SPEED - TRADING PLACES
|A new crime thwarts speed ban measures
Speed cameras are here to stay - at least in most places. And with the ever growing number of cameras, comes the cunning speedster - Inside Out zooms in on the growing crime of 'selling on' points.
There are two very well entrenched camps with the speed camera debate.
There are those for them, and those against them.
But is the prolific use of cameras the right way of reducing the alarming statistics of death and injury on Britain's roads?
|Eric Harrison believes firmly that his job is vital|
Eric Harrison of the Northumbria Speed Cam Partnership, is on the verge-side every day with his eye down the lens, he thinks it is right.
"Altering drivers' speed is the main criteria for reducing accidents, especially on this road," he insists.
But Eric, and the others in their highly visible speed trap vans, receive dog's abuse for his public service. It seems that the public are not exactly sympathetic to the cause.
"We sometimes get vans going past with the statutory "V" sign and various gestures out of their windows and shouting," he says, "but after five years, I think I've heard them all now."
If you get caught, you normally get 3 points on your licence. Twelve points in 3 years and you could get a ban.
The camera never lies, they say, but a speed camera doesn't always know who is driving.
This is something that is being exploited by otherwise law abiding individuals.
|The camera vans aren't exactly camouflaged|
Inside Out reveals that, with this inability to identify the person actually driving, a black market in "selling on points" is now flourishing.
Inside Out's Chris Jackson logs on to the internet looking for drivers facing a driving ban.
He types in, "do you need to offload penalty points to save your licence"?

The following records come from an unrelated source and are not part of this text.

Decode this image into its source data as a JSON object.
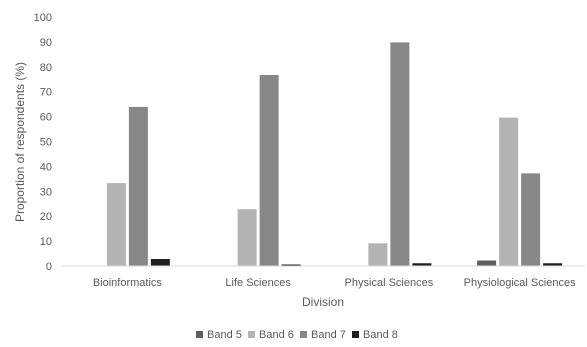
{
  "chart_data": {
    "type": "bar",
    "title": "",
    "xlabel": "Division",
    "ylabel": "Proportion of respondents (%)",
    "ylim": [
      0,
      100
    ],
    "yticks": [
      0,
      10,
      20,
      30,
      40,
      50,
      60,
      70,
      80,
      90,
      100
    ],
    "grid": false,
    "legend_position": "bottom",
    "categories": [
      "Bioinformatics",
      "Life Sciences",
      "Physical Sciences",
      "Physiological Sciences"
    ],
    "series": [
      {
        "name": "Band 5",
        "color": "#5f5f5f",
        "values": [
          0,
          0,
          0,
          2.2
        ]
      },
      {
        "name": "Band 6",
        "color": "#b3b3b3",
        "values": [
          33.3,
          22.8,
          9.1,
          59.6
        ]
      },
      {
        "name": "Band 7",
        "color": "#878787",
        "values": [
          63.9,
          76.7,
          89.8,
          37.2
        ]
      },
      {
        "name": "Band 8",
        "color": "#1f1f1f",
        "values": [
          2.8,
          0.6,
          1.1,
          1.1
        ]
      }
    ]
  }
}
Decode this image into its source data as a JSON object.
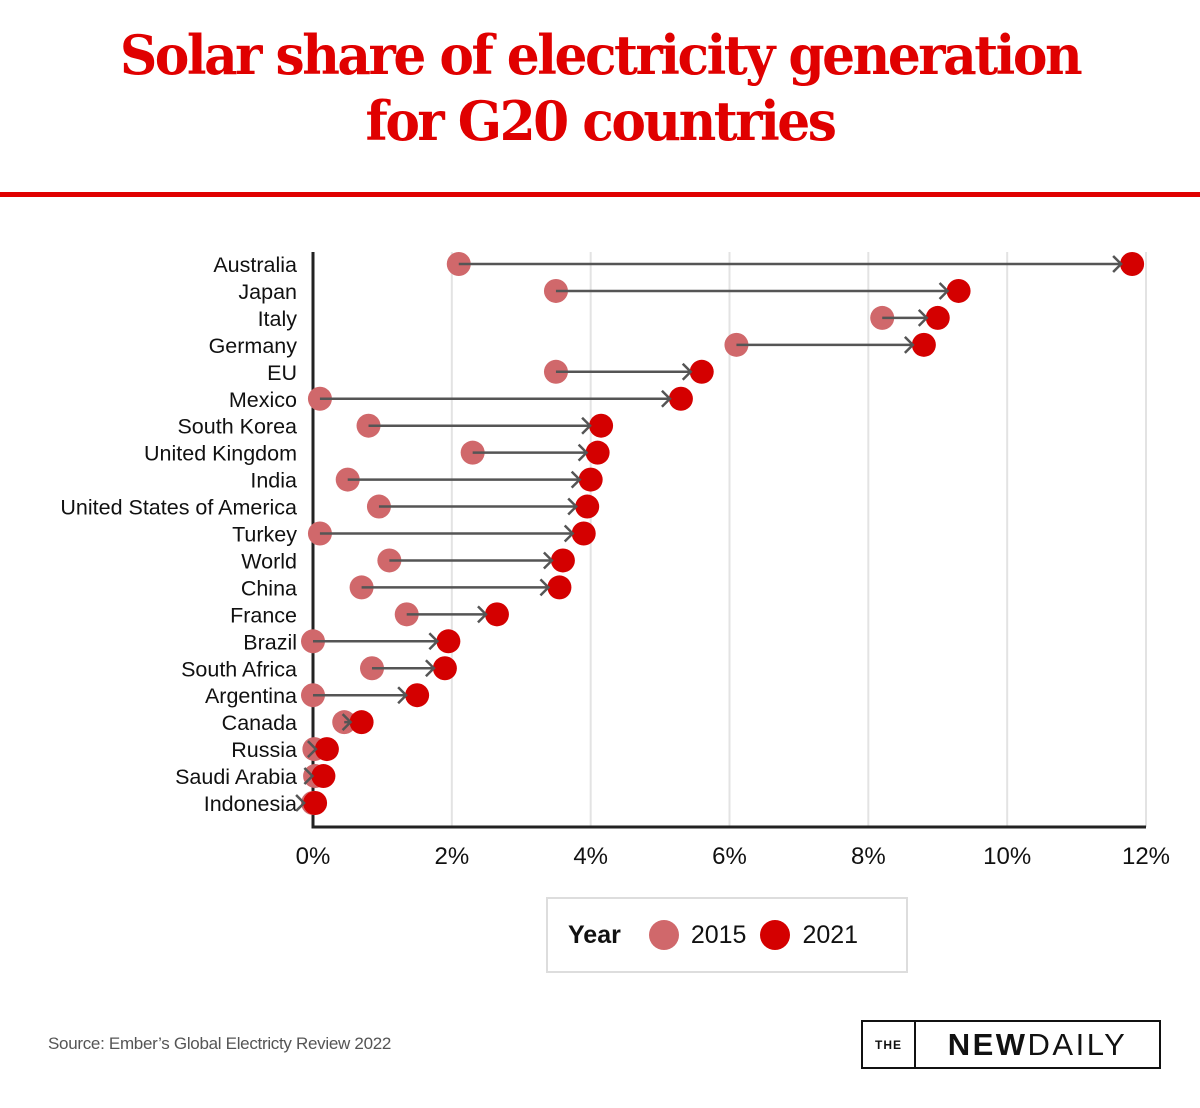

In less time than it takes to peel off a parking ticket, an answer comes in.
It stated "My mate is looking for someone who wants someone to take his points, he's offering to give you £150 for doing it; money for the fine and in return you get the 3 points for speeding".
So, is that a fair deal or a crime?
It's a crime
While Chris doesn't take up the offer, he does have a meeting set up to find out more.
The meeting was with an unidentified driving instructor who had taken advantage of the camera's "blind eye".
"They haven't got your face on camera, they can't prove it was you - you've got to declare who was driving the car," he says, "how are they going to know any different?"
He insists that he doesn't condone speeding, but he fails to see that there is anything wrong in taking the action he does.
Technology fights back
|The days of these crafty trackers may be numbered|
With the ever growing number of cameras, convictions, points and fines being meted out, the stakes are getting higher.
So in some quarters, the use of technology is coming to the rescue.
Camera tracking devices, which alert the driver as they approach a speed camera, are becoming popular.
Colin Urie, from Networx Group, says, "The sale of gadgets like this are booming, thanks to the rise in speed cameras."
Although they are not, at present, illegal, the government is considering a ban on such devices.
The government has also set a target to reduce death and injury on the road by nearly half by 2010 - they see cameras as being strong weapons in the police arsenal.
Not all agree
|Chief Constable Garvin is not convinced of the camera's use|
Chief Constable, Paul Garvin of the Durham Constabulary, points out that the "selling on" of points is a serious offence.
But he expresses a certain sympathy for those who have "sold on" their speeding points.
He says, "I can understand people who are extremely concerned, they may be totting up to 12 points, likely to lose their ability to get to work or indeed if their job relies on it, lose the job itself.
"That has major consequences for families rather than just for the drivers themselves."
Despite the government's ambitious target, Chief Constable Garvin does not consider that fixed cameras will help the quest to lower the figures.
"Speed cameras," he says, "cannot tackle the problem driver who often doesn't work, doesn't insure the vehicle, drives whilst disqualified, doesn't bother registering the vehicle at all and just seems to drive around the roads with complete impunity."
Meanwhile, as the camera debate rages on, more cameras are being erected, and more drivers are being convicted.
What will slow down first - the drivers' convictions or the cameras' installation?